FNW : Comment comptez-vous sensibiliser les jeunes vers ses métiers ?

CG : Nous avons une série d’actions, qui ont toutes pour objectif d’aller chercher ces jeunes. C’est nous qui allons à leur rencontre car très souvent ils s’autocensurent. Un jeune issu de la banlieue ne peut s’imaginer, par exemple, travaillant pour Chaumet ou Louis Vuitton. Nous allons donc dans les écoles présenter les métiers en compagnie des personnes qui les exercent. Nous avons créé le Village des métiers d’excellence, un rendez-vous proposant des contrats en alternance, où l’on se déplace avec l’ensemble des savoir-faire. Nous sommes allés à Montfermeil ou Clichy-sous-Bois. Nous souhaitons renforcer ces actions de promotion. L’année prochaine, nous voulons prendre un bus pour aller dans les territoires en France.

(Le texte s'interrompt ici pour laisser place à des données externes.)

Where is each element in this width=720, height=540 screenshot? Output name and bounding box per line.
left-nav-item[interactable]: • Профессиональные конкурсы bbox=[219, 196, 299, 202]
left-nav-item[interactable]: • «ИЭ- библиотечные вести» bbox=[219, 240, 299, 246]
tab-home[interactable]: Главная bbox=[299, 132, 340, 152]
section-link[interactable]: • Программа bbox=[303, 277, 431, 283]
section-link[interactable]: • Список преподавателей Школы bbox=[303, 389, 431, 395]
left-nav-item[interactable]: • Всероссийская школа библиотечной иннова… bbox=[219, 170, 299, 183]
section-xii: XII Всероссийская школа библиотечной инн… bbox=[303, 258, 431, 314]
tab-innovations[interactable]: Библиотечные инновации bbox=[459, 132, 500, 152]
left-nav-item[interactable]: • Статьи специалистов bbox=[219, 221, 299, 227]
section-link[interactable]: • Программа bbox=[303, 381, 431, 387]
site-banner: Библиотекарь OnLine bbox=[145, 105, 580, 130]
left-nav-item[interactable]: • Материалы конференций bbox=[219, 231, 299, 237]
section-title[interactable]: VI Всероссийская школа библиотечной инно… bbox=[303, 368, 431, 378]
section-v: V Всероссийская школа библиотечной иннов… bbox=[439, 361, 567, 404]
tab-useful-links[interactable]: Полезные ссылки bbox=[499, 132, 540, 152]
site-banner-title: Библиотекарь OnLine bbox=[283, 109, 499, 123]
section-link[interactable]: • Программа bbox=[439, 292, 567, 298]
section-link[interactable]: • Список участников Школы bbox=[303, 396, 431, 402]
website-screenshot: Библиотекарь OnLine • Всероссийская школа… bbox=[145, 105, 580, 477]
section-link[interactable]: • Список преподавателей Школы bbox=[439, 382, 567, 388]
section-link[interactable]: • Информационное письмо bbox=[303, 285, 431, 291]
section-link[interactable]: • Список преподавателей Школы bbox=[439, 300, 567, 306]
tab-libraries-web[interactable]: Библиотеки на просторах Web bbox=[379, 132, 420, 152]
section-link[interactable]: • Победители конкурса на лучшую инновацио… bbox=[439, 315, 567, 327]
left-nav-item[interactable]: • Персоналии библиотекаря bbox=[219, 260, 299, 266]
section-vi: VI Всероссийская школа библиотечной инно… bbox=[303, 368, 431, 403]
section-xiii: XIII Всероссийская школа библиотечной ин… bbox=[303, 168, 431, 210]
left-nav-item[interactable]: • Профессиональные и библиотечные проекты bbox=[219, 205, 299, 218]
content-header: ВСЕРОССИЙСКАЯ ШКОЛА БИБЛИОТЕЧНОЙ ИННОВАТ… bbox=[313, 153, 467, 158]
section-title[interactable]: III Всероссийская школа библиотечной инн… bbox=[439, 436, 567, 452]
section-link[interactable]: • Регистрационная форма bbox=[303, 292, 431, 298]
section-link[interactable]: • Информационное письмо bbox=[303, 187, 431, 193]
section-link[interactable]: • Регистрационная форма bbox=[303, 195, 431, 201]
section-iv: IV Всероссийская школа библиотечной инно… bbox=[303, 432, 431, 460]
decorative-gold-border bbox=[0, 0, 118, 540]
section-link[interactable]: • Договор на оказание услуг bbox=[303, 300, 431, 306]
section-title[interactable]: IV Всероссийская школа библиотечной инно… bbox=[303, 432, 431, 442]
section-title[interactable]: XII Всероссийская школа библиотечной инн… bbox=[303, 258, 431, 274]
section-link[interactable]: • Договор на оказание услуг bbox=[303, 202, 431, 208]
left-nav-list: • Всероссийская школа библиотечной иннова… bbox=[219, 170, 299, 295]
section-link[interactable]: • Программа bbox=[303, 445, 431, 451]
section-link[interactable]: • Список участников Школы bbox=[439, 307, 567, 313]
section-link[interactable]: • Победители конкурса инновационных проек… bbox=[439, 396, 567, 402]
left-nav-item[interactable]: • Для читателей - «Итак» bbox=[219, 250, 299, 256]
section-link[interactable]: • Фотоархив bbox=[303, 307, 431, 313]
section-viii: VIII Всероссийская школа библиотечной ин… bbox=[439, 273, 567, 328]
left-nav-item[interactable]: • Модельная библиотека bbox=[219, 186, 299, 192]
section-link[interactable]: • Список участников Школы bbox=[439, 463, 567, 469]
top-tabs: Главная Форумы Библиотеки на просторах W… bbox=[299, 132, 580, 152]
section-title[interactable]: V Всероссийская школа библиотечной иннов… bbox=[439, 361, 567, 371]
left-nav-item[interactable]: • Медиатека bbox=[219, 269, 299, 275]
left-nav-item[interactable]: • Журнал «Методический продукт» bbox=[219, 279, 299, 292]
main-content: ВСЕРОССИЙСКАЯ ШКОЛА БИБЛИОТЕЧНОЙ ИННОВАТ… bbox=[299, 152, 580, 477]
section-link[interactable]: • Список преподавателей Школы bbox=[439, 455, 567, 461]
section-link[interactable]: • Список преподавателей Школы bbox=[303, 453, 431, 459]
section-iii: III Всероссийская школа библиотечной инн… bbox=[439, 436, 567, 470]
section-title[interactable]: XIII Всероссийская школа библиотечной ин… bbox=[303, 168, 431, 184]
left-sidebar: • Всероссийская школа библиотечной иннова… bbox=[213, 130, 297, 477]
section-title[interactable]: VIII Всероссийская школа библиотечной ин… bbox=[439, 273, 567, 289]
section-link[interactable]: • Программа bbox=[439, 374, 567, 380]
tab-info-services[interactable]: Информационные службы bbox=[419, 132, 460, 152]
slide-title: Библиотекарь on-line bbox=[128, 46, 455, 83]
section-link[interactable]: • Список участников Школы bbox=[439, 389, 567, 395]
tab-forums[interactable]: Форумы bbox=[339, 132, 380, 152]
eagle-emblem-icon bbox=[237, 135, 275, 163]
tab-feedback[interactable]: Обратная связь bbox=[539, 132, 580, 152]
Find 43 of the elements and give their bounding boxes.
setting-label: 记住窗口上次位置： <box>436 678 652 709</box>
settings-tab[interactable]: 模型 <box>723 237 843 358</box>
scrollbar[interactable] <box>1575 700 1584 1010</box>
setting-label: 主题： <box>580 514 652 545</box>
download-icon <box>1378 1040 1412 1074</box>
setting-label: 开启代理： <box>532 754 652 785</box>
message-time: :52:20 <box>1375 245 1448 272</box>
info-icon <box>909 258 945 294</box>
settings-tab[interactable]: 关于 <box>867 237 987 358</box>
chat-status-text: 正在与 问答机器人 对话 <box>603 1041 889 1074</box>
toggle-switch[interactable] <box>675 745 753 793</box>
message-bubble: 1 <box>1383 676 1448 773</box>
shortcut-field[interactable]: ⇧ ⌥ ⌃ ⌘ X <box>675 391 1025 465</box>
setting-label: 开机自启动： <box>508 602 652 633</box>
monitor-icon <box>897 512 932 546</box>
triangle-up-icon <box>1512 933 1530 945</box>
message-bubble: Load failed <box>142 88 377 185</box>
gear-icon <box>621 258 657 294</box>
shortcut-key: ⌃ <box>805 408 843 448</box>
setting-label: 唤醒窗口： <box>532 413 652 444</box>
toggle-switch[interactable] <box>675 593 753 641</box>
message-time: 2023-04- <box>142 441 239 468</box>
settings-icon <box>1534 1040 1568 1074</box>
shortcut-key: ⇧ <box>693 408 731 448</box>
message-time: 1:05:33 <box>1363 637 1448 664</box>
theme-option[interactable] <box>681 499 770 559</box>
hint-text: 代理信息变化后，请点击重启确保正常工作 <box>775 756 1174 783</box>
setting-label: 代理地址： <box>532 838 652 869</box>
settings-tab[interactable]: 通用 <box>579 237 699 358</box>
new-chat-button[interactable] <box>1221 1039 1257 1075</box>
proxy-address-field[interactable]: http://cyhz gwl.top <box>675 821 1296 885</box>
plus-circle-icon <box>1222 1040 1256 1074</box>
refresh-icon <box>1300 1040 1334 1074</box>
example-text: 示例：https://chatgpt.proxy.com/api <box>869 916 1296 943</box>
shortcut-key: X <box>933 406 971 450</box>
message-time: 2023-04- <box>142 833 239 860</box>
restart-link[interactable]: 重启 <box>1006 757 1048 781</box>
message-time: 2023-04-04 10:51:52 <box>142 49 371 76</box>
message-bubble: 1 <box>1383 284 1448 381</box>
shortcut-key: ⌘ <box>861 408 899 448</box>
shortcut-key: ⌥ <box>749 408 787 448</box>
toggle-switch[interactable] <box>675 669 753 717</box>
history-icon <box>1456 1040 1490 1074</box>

FNW : Quel pourcentage d’apprentis passés par votre Institut des Métiers d'Excellence intègre LVMH ?

CG :
La grande majorité trouve un débouché dans notre groupe ou travaille avec nos fournisseurs ou nos partenaires. Je dirais probablement plus de 80% d’entre eux. Ce qui est important aussi, ce sont les jeunes qui décident de poursuivre leur formation et continuent car l’Institut a éveillé une vocation.

FNW : Combien dure une formation?

CG :
Cela dépend, selon les métiers, il faut des années d’apprentissage. Ça prend par exemple sept ans pour devenir un joaillier.

FNW : Et au sein de votre Institut ?

CG :
Les formations durent en moyenne dix-huit mois.

FNW : Votre Institut est payant ?

CG :
Non. Les élèves sont rémunérés comme des apprentis, ils travaillent en alternance et on leur paie les fournitures scolaires.

FNW : La sélection est sévère ?

CG :
Je dirais qu’elle est exigeante, car si l’on veut perpétuer l’excellence, ce qui est le but, il faut de la persévérance et beaucoup de travail. L’excellence, il faut la tirer vers le haut. Donc, nous devons absolument maintenir un haut niveau. En revanche, on doit être généreux dans la démarche d’inclusivité et dans l’ouverture que l’on a dans les critères d’embauche. Mais quelqu’un qui est motivé et a envie de travailler, il a absolument toutes ses chances.